09 September 2017

Funeral ≠ Celebration


A friend of the family passed away recently. A day or two after his passing, another friend forwarded me an email containing a newspaper article with his obituary and information about his "Celebration of Life" service.

It may be none of my business what people want to label their significant life events, but calling it a "celebration", instead of a "funeral" or "memorial service", just sits wrong with me for some reason.

It makes little sense, in my mind, to link the word "celebration" with the thought of losing a loved one. It's a sad thing. It's not something we celebrate, if we're going to be honest.  When I think of celebrating, I think of anniversaries and graduations and weddings and especially birthdays. Old-age qualms notwithstanding, a birthday is a happy occasion. That seems to me like the right time to celebrate someone's life (or at least their life so far). Why wait to do it until after they've died? Shouldn't you do special things for them that they'll enjoy and appreciate while they're alive? ("Don't send me flowers when I'm dead", the song says.)

"Well," you say, "but the funeral or memorial service isn't really for the person who died. It's for the loved ones who remain, for closure and the support of their family members and friends and all of that."

To which I say, true enough. And in that case, I see even less of a reason to call it a celebration.

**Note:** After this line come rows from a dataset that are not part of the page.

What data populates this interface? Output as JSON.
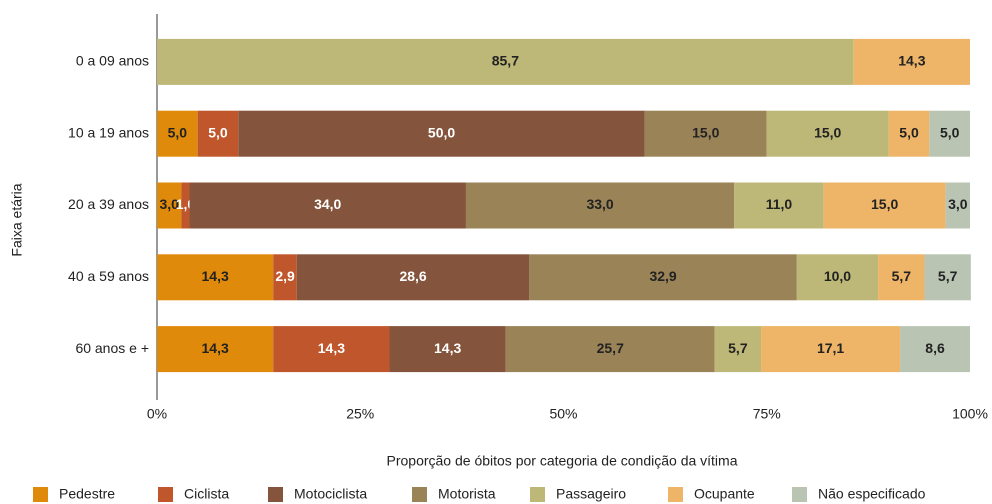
{
  "chart_data": {
    "type": "stacked_barh",
    "x_label": "Proporção de óbitos por categoria de condição da vítima",
    "y_label": "Faixa etária",
    "categories": [
      "0 a 09 anos",
      "10 a 19 anos",
      "20 a 39 anos",
      "40 a 59 anos",
      "60 anos e +"
    ],
    "xlim": [
      0,
      100
    ],
    "xticks": [
      {
        "value": 0,
        "label": "0%"
      },
      {
        "value": 25,
        "label": "25%"
      },
      {
        "value": 50,
        "label": "50%"
      },
      {
        "value": 75,
        "label": "75%"
      },
      {
        "value": 100,
        "label": "100%"
      }
    ],
    "grid": false,
    "legend": "bottom",
    "series": [
      {
        "name": "Pedestre",
        "color": "#e08a0b",
        "label_color": "#222",
        "values": [
          null,
          5.0,
          3.0,
          14.3,
          14.3
        ],
        "value_labels": [
          null,
          "5,0",
          "3,0",
          "14,3",
          "14,3"
        ]
      },
      {
        "name": "Ciclista",
        "color": "#c0562b",
        "label_color": "#fff",
        "values": [
          null,
          5.0,
          1.0,
          2.9,
          14.3
        ],
        "value_labels": [
          null,
          "5,0",
          "1,0",
          "2,9",
          "14,3"
        ]
      },
      {
        "name": "Motociclista",
        "color": "#84553c",
        "label_color": "#fff",
        "values": [
          null,
          50.0,
          34.0,
          28.6,
          14.3
        ],
        "value_labels": [
          null,
          "50,0",
          "34,0",
          "28,6",
          "14,3"
        ]
      },
      {
        "name": "Motorista",
        "color": "#9b8358",
        "label_color": "#222",
        "values": [
          null,
          15.0,
          33.0,
          32.9,
          25.7
        ],
        "value_labels": [
          null,
          "15,0",
          "33,0",
          "32,9",
          "25,7"
        ]
      },
      {
        "name": "Passageiro",
        "color": "#bdb878",
        "label_color": "#222",
        "values": [
          85.7,
          15.0,
          11.0,
          10.0,
          5.7
        ],
        "value_labels": [
          "85,7",
          "15,0",
          "11,0",
          "10,0",
          "5,7"
        ]
      },
      {
        "name": "Ocupante",
        "color": "#eeb468",
        "label_color": "#222",
        "values": [
          14.3,
          5.0,
          15.0,
          5.7,
          17.1
        ],
        "value_labels": [
          "14,3",
          "5,0",
          "15,0",
          "5,7",
          "17,1"
        ]
      },
      {
        "name": "Não especificado",
        "color": "#b9c4b3",
        "label_color": "#222",
        "values": [
          null,
          5.0,
          3.0,
          5.7,
          8.6
        ],
        "value_labels": [
          null,
          "5,0",
          "3,0",
          "5,7",
          "8,6"
        ]
      }
    ]
  }
}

Not that I don't understand the reasoning behind it; I do. We want to keep the focus on the good thing that we had -- the person's life -- instead of mourning what we've lost. Those of us who are believers in Jesus take it one step further.  For us, the celebration aspect encompasses not only the person's life on this earth, but also the new life they've entered into in heaven.

And yet in all of this I wonder if we have taken the apostle's admonition "Do not grieve as those who have no hope" and turned it into "Do not grieve." Or, if you must grieve, then do so as if you were ashamed of it, with lots of disclaimers to the effect that "this is also an occasion for rejoicing" and so forth. No, take the time to actually grieve, and be real about it. Some stories end sadly, and so do some chapters (and people) of our lives. Acknowledge that. Feel it; express it. And if it really helps you to think of the memorial service as a celebration, then go ahead and do that.

But for heaven's sake, please don't put that in the newspaper.